The Amino-Terminal Region of Hepatitis E Virus ORF1 Containing a Methyltransferase (Met) and a Papain-Like Cysteine Protease (PCP) Domain Counteracts Type I Interferon Response

• Published in: Viruses Vol. 10; no. 12; p. 726
• Main Authors: Bagdassarian, Eugénie, Doceul, Virginie, Pellerin, Marie, Demange, Antonin, Meyer, Léa, Jouvenet, Nolwenn, Pavio, Nicole
• Format: Journal Article
• Language: English
• Published: Switzerland MDPI AG 18.12.2018; MDPI
• Subjects: Cloning; Cysteine; Cysteine Proteases - genetics; Cysteine proteinase; emerging pathogen; Genomes; Genotypes; HEK293 Cells; Hepatitis; hepatitis E virus; Hepatitis E virus - drug effects; Hepatitis E virus - genetics; Humans; Immunity, Innate; Immunology; Infections; Innate immunity; Interferon; interferon response; Interferon Type I - immunology; Interferon Type I - pharmacology; JAK/STAT pathway; Janus kinase; Janus Kinase 1 - genetics; Life Sciences; Methyltransferase; Methyltransferases - genetics; Microbiology and Parasitology; Neurological diseases; Nuclear transport; Open Reading Frames - genetics; Papain; Patients; Phosphorylation; RNA polymerase; Signal Transduction; STAT Transcription Factors - genetics; Stat1 protein; Stat2 protein; Transcription; Translocation, Genetic; Viral infections; Virology; Viruses; Zoonoses; zoonosis; France; United States > US; Japan; Germany; Paris France; hepatitis E virus; innate immunity; zoonosis; JAK/STAT pathway; emerging pathogen; interferon response
• ISSN: 1999-4915; 1999-4915
• DOI: 10.3390/v10120726

Hepatitis E virus (HEV) is responsible for large waterborne epidemics of hepatitis in endemic countries and is an emerging zoonotic pathogen worldwide.
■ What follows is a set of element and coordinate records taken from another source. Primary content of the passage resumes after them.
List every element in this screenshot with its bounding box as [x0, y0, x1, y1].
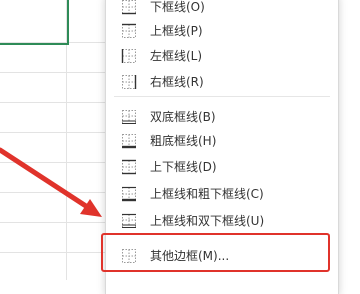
double-bottom-border-icon — [122, 110, 136, 124]
menu-item-top-bottom-border[interactable]: 上下框线(D) — [106, 154, 338, 180]
menu-item-label: 上框线(P) — [150, 24, 203, 38]
menu-item-label: 下框线(O) — [150, 0, 205, 14]
top-bottom-border-icon — [122, 159, 136, 175]
menu-item-bottom-border[interactable]: 下框线(O) — [106, 0, 338, 20]
menu-item-left-border[interactable]: 左框线(L) — [106, 43, 338, 69]
thick-bottom-border-icon — [122, 134, 136, 149]
menu-item-label: 上框线和双下框线(U) — [150, 214, 265, 228]
menu-separator — [114, 96, 330, 97]
annotation-arrow — [0, 147, 102, 217]
menu-item-thick-bottom-border[interactable]: 粗底框线(H) — [106, 128, 338, 154]
menu-item-right-border[interactable]: 右框线(R) — [106, 69, 338, 95]
menu-item-double-bottom-border[interactable]: 双底框线(B) — [106, 104, 338, 130]
annotation-highlight-box — [101, 233, 330, 272]
top-double-bottom-border-icon — [122, 213, 136, 228]
right-border-icon — [122, 75, 137, 89]
menu-item-top-border[interactable]: 上框线(P) — [106, 18, 338, 44]
menu-item-label: 粗底框线(H) — [150, 134, 217, 148]
menu-item-label: 双底框线(B) — [150, 110, 216, 124]
menu-item-label: 右框线(R) — [150, 75, 204, 89]
menu-item-top-double-bottom-border[interactable]: 上框线和双下框线(U) — [106, 208, 338, 234]
menu-item-label: 左框线(L) — [150, 49, 203, 63]
grid-line — [0, 252, 115, 253]
left-border-icon — [121, 49, 136, 63]
menu-item-label: 上下框线(D) — [150, 160, 217, 174]
top-thick-bottom-border-icon — [122, 186, 136, 202]
bottom-border-icon — [122, 0, 136, 15]
menu-item-label: 上框线和粗下框线(C) — [150, 187, 264, 201]
menu-item-top-thick-bottom-border[interactable]: 上框线和粗下框线(C) — [106, 181, 338, 207]
top-border-icon — [122, 23, 136, 38]
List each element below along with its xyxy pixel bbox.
In endemic regions, HEV-1 or HEV-2 genotypes are frequently associated with fulminant hepatitis in pregnant women, while with zoonotic HEV (HEV-3 and HEV-4), chronic cases of hepatitis and severe neurological disorders are reported. Hence, it is important to characterize the interactions between HEV and its host. Here, we investigated the ability of the nonstructural polyprotein encoded by the first open reading frame ( ) of HEV to modulate the host early antiviral response and, in particular, the type I interferon (IFN-I) system. We found that the amino-terminal region of HEV-3 ORF1 (MetYPCP), containing a putative methyltransferase (Met) and a papain-like cysteine protease (PCP) functional domain, inhibited IFN-stimulated response element (ISRE) promoter activation and the expression of several IFN-stimulated genes (ISGs) in response to IFN-I. We showed that the MetYPCP domain interfered with the Janus kinase (JAK)/signal transducer and activator of the transcription protein (STAT) signalling pathway by inhibiting STAT1 nuclear translocation and phosphorylation after IFN-I treatment. In contrast, MetYPCP had no effect on STAT2 phosphorylation and a limited impact on the activation of the JAK/STAT pathway after IFN-II stimulation. This inhibitory function seemed to be genotype-dependent, as MetYPCP from HEV-1 had no significant effect on the JAK/STAT pathway. Overall, this study provides evidence that the predicted MetYPCP domain of HEV ORF1 antagonises STAT1 activation to modulate the IFN response.